Шутка ли сказать, но внешне лицом и телом Агата напоминала задумчивого филина. Этот образ прекрасно дополняли её очки, с круглой оправой, размером на сантиметр больше глаз, что в другой интерпретации походило на аляповато наложенный макияж. Зато стиль одежды моей начальницы был, в своем роде, безупречным. За четыре месяца мне удалось лицезреть её всего в двух сменах одежды: паре кофт с коротким рукавом, одной юбке и одних брюках. Впрочем, экономия на своём внешнем виде была свойственна подавляющему большинству жителей сельской местности Страны Вечного Праздника. В то время как городские щеголи прибегали к услугам психологов, которые пытались излечить их от импульсивного шоппинга, население небольших посёлков и деревень с завидным энтузиазмом воплощало в жизнь принцип: «Не трать ничего, отложи на чёрный день!» Даже когда типичная крестьянская прижимистость приобретала крайние формы скупости, родственниками и соседями сельчанина-Плюшкина это расценивалось, как нечто похвальное, и делало его примером для остальных: «Смотри, какой молодец, у самого пятьсот коров, а денег на ветер не бросает! Свою семью держит на хлебе и воде, при этом всё заработанное никуда не тратит, а относит в банк! И то верно – там деньжата целей будут!» Как бы странно это не звучало, но в старушке-Европе начала двадцать первого века запросто можно было встретить перегонявших стада животноводов, как мужского, так и женского пола, одетых в залатанные зипуны и кафтаны, подпоясанные старыми верёвками, уже непригодными для того, чтобы привязывать ими к дереву скотину. Для полноты картины, на ногах у них красовались рваные калоши, замотанные скотчем или каким-нибудь другим подручным материалом, позволяющим заткнуть крупные дыры. Если подошва была продырявлена, то ремонтные работы этой обувки осуществлялись путём вбивания в неё коротких гвоздей, разумеется, не приобретённых в магазине, а найденных где-нибудь на дороге. При этом калоши рачительными хозяевами никогда не выбрасывались, а бережно передавались из поколения в поколение.

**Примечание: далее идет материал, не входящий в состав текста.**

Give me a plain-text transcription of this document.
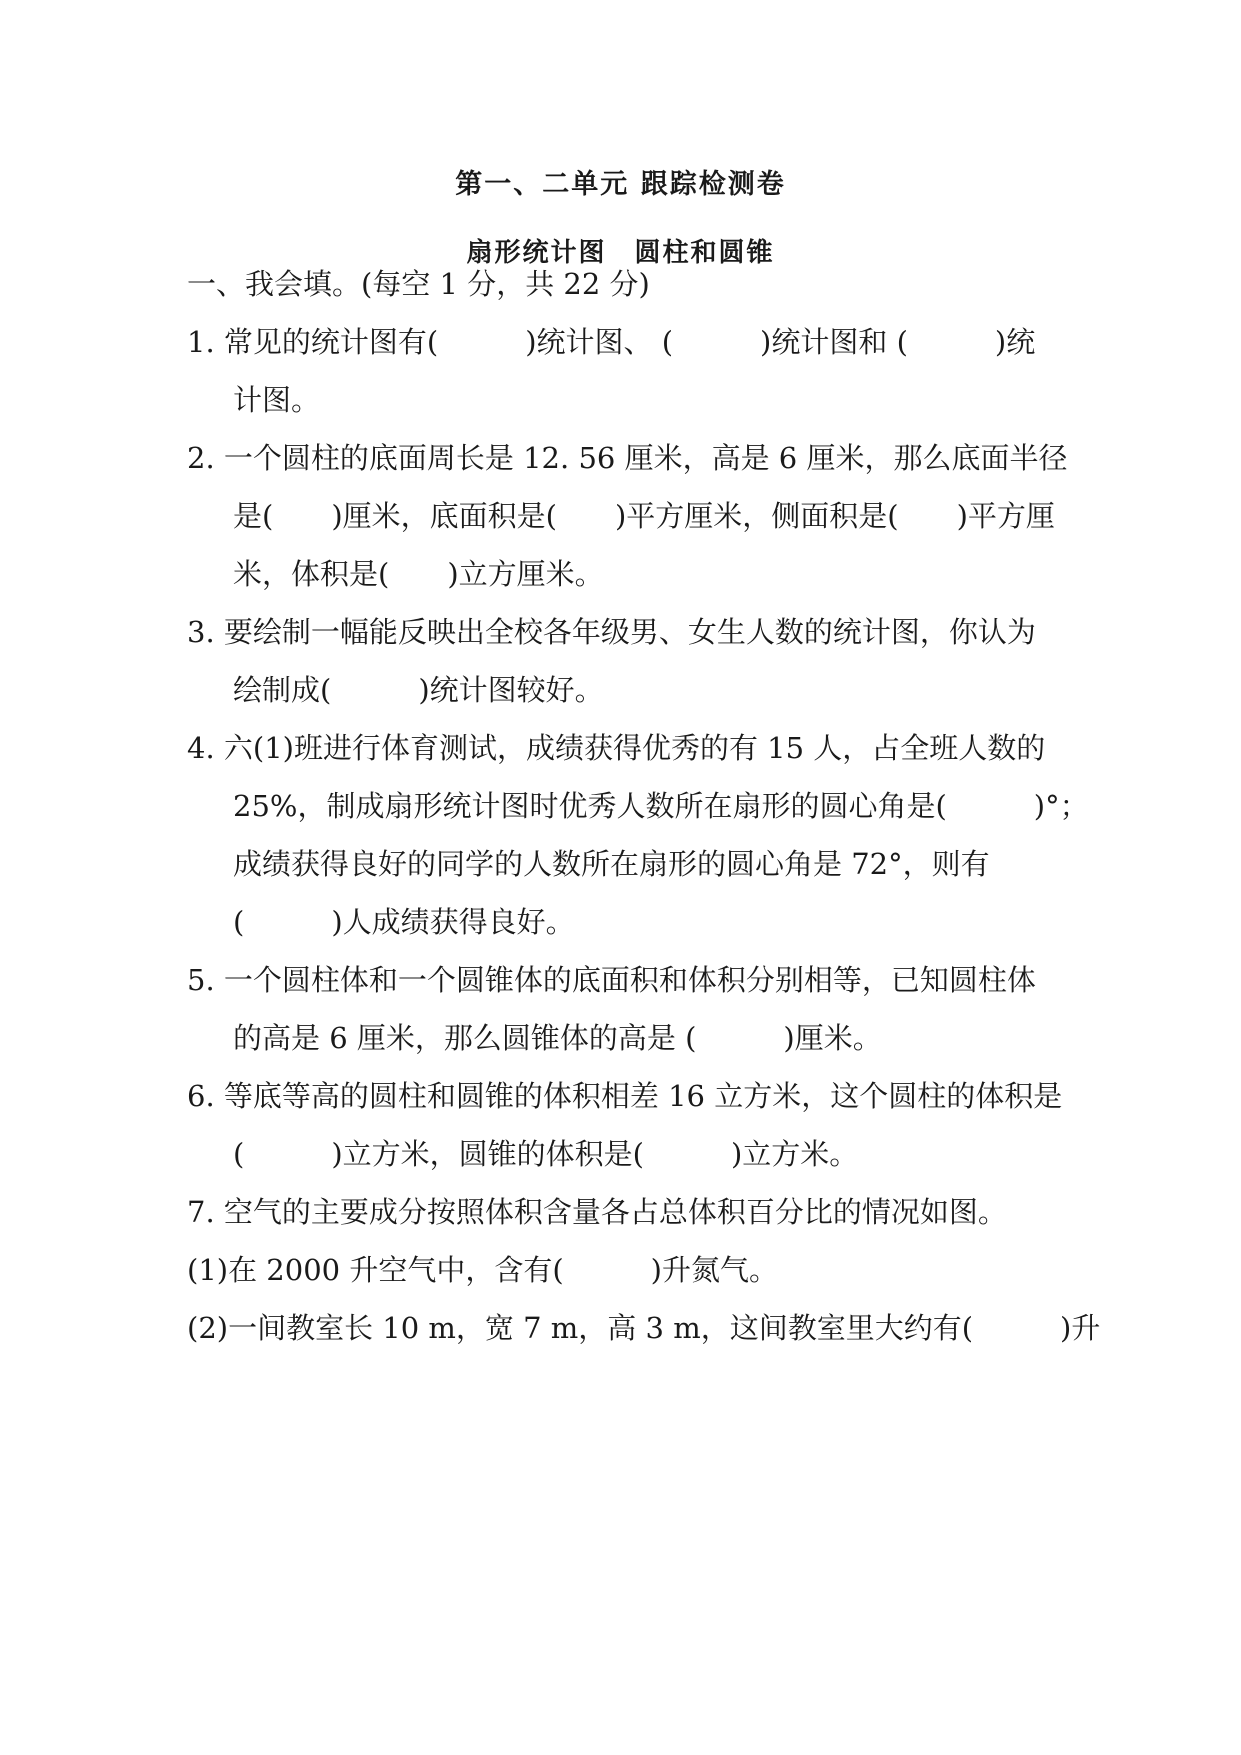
第一、二单元 跟踪检测卷
扇形统计图　圆柱和圆锥
一、我会填。(每空 1 分，共 22 分)
1. 常见的统计图有(　　　)统计图、 (　　　)统计图和 (　　　)统
计图。
2. 一个圆柱的底面周长是 12. 56 厘米，高是 6 厘米，那么底面半径
是(　　)厘米，底面积是(　　)平方厘米，侧面积是(　　)平方厘
米，体积是(　　)立方厘米。
3. 要绘制一幅能反映出全校各年级男、女生人数的统计图，你认为
绘制成(　　　)统计图较好。
4. 六(1)班进行体育测试，成绩获得优秀的有 15 人，占全班人数的
25%，制成扇形统计图时优秀人数所在扇形的圆心角是(　　　)°；
成绩获得良好的同学的人数所在扇形的圆心角是 72°，则有
(　　　)人成绩获得良好。
5. 一个圆柱体和一个圆锥体的底面积和体积分别相等，已知圆柱体
的高是 6 厘米，那么圆锥体的高是 (　　　)厘米。
6. 等底等高的圆柱和圆锥的体积相差 16 立方米，这个圆柱的体积是
(　　　)立方米，圆锥的体积是(　　　)立方米。
7. 空气的主要成分按照体积含量各占总体积百分比的情况如图。
(1)在 2000 升空气中，含有(　　　)升氮气。
(2)一间教室长 10 m，宽 7 m，高 3 m，这间教室里大约有(　　　)升
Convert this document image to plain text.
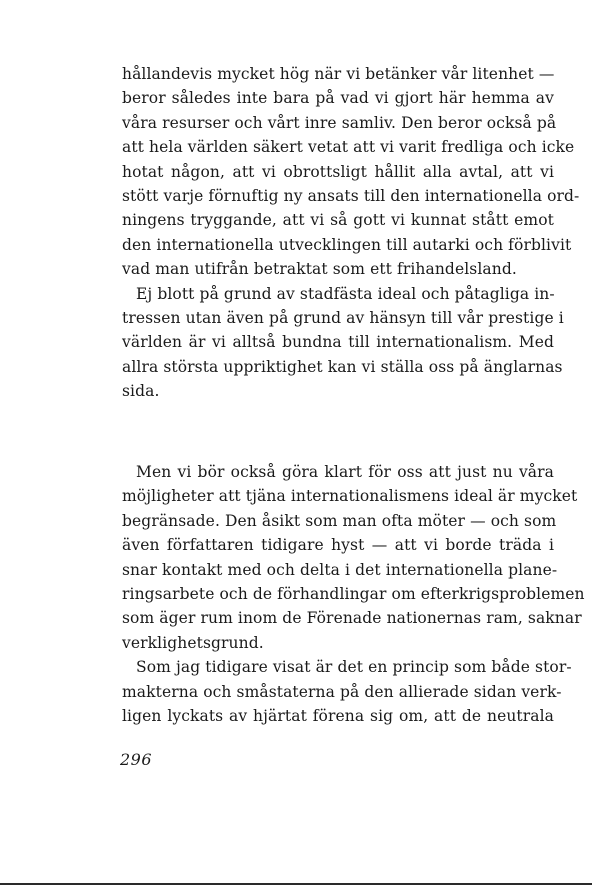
hållandevis mycket hög när vi betänker vår litenhet —
beror således inte bara på vad vi gjort här hemma av
våra resurser och vårt inre samliv. Den beror också på
att hela världen säkert vetat att vi varit fredliga och icke
hotat någon, att vi obrottsligt hållit alla avtal, att vi
stött varje förnuftig ny ansats till den internationella ord-
ningens tryggande, att vi så gott vi kunnat stått emot
den internationella utvecklingen till autarki och förblivit
vad man utifrån betraktat som ett frihandelsland.
Ej blott på grund av stadfästa ideal och påtagliga in-
tressen utan även på grund av hänsyn till vår prestige i
världen är vi alltså bundna till internationalism. Med
allra största uppriktighet kan vi ställa oss på änglarnas
sida.
Men vi bör också göra klart för oss att just nu våra
möjligheter att tjäna internationalismens ideal är mycket
begränsade. Den åsikt som man ofta möter — och som
även författaren tidigare hyst — att vi borde träda i
snar kontakt med och delta i det internationella plane-
ringsarbete och de förhandlingar om efterkrigsproblemen
som äger rum inom de Förenade nationernas ram, saknar
verklighetsgrund.
Som jag tidigare visat är det en princip som både stor-
makterna och småstaterna på den allierade sidan verk-
ligen lyckats av hjärtat förena sig om, att de neutrala
296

Материальное положение Агаты не внушало никаких опасений, однако, крестьянское скопидомство было у нее в крови. Помимо доходов, получаемых от активной сельскохозяйственной деятельности и продажи товаров в двух торговых точках прибрежного городка, ей принадлежал огромный двухэтажный каменный дом, первый этаж которого отводился под отель для курортников. В летний период ни один из его номеров ни дня не пустовал, что благоприятным образом сказывалось на пополнении кошелька моей начальницы. Как бы то ни было, но Агата тратила деньги лишь на самое необходимое, откладывая все остальное на пресловутый чёрный день, который представлялся ей чем-то вроде внезапного торнадо или цунами. Хотя при таком варианте развития событий вряд ли лежащие на банковском счету средства смогли бы её спасти. Однажды я поинтересовалась, была ли она замужем и планировала ли когда-нибудь обзавестись потомством. «Да что ты! Какие дети?! – всплеснула Агата руками. – Знаешь, сколько на них денег нужно?! Мы и кошки-то с матерью дома не держим. А зачем? Если мышей нет, то какой смысл её заводить?»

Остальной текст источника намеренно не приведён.